I don’t know about you, but I just can’t get my head wrapped around the fact that I am no longer obese. There I said it… I still feel fat!!
I have had a weight issue since I was 11 years old. I was what you would probably call “pudgy”. A had a few extra pounds around the middle and face; just enough to get teased about. Why did I have to be the ‘overweight’ kid?
I was first stigmatized by this on our first family trip to visit our relatives in Scotland. We spent the day at the beach and it was the first time I can remember feeling uncomfortable in my own skin. I can’t remember if someone said something to me, but I do remember feeling very uncomfortable showing my body to all in my swim trunks. Sad, but true.

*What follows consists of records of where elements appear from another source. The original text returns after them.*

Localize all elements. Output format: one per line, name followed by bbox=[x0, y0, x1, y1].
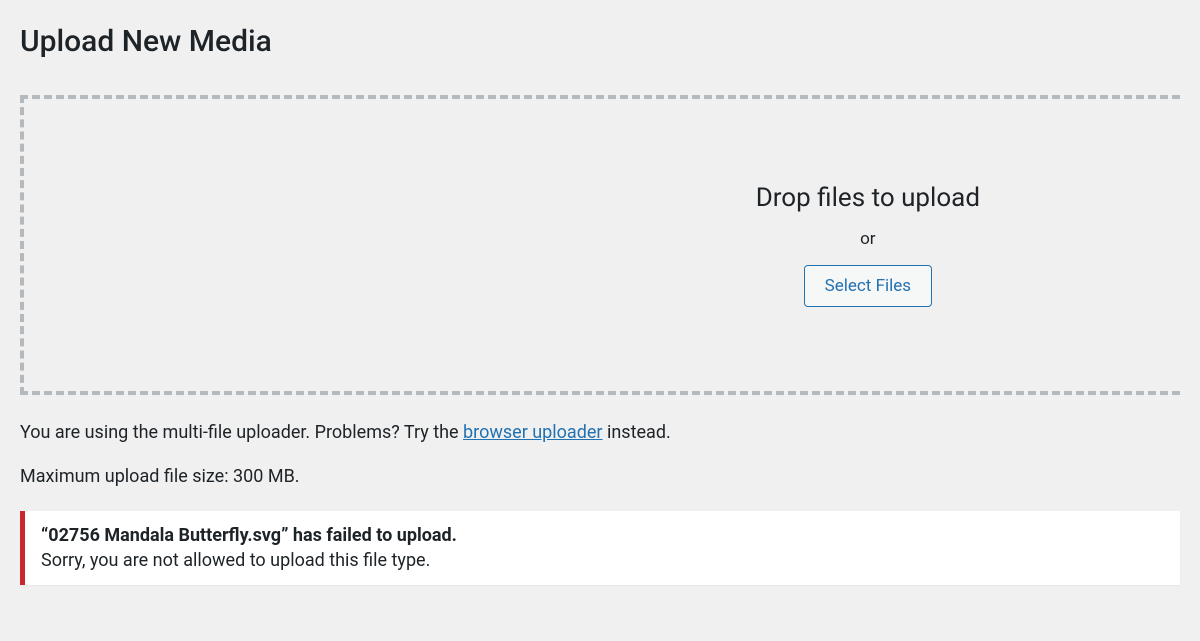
error-title: “02756 Mandala Butterfly.svg” has failed… bbox=[41, 525, 1164, 546]
browser-uploader-link[interactable]: browser uploader bbox=[463, 422, 602, 443]
max-upload-size: Maximum upload file size: 300 MB. bbox=[20, 466, 1180, 487]
dropzone-inner: Drop files to upload or Select Files bbox=[756, 183, 980, 307]
uploader-note-prefix: You are using the multi-file uploader. P… bbox=[20, 422, 463, 443]
uploader-note: You are using the multi-file uploader. P… bbox=[20, 419, 1180, 446]
media-upload-wrap: Upload New Media Drop files to upload or… bbox=[0, 0, 1200, 585]
page-title: Upload New Media bbox=[20, 20, 1180, 59]
dropzone[interactable]: Drop files to upload or Select Files bbox=[20, 95, 1180, 395]
drop-instructions: Drop files to upload bbox=[756, 183, 980, 213]
error-item: “02756 Mandala Butterfly.svg” has failed… bbox=[20, 511, 1180, 585]
error-list: “02756 Mandala Butterfly.svg” has failed… bbox=[20, 511, 1180, 585]
uploader-note-suffix: instead. bbox=[603, 422, 671, 443]
error-message: Sorry, you are not allowed to upload thi… bbox=[41, 550, 1164, 571]
or-text: or bbox=[756, 229, 980, 249]
select-files-button[interactable]: Select Files bbox=[804, 265, 932, 307]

From that point onward, I have always felt fat. I wasn’t (I have pictures that prove it), but that was how I have always felt. Like most kids in their teens, I sprouted up and lost all of that excess fat, slimmed out and grew up. I was more active and sporty; however the fattiness still lingered in my mind.
So, “blah, blah, blah, sad story”, whatever! Skip forward 30 odd years and having lived through ever increasing obesity, couch-potatoeness, and a general depression, I have come out the other end fitter, happier and have lost over 65 lbs of fat from my body. I weigh less than I did at age 20 and am orders of magnitude stronger.
I STILL FEEL FAT!!!
It’s ridiculous! I look in the mirror and “see” that I am thin. I put clothes on that are 8 sizes smaller than I was 1½ years ago. I no longer have a belly that gets in the way every time I bend over. What the hell is stopping me from feeling thin?
I know that I will never be fat again. Having found the “paleo” way of eating is a no brainer when it comes to nutrition and stable weight maintenance. I know that I will always be fit; again, a no brainer since finding CrossFit/MovNat style workouts. Empirically I see that I am slim and fit; emotionally, I don’t.
What I really want is to feel comfortable in my own skin.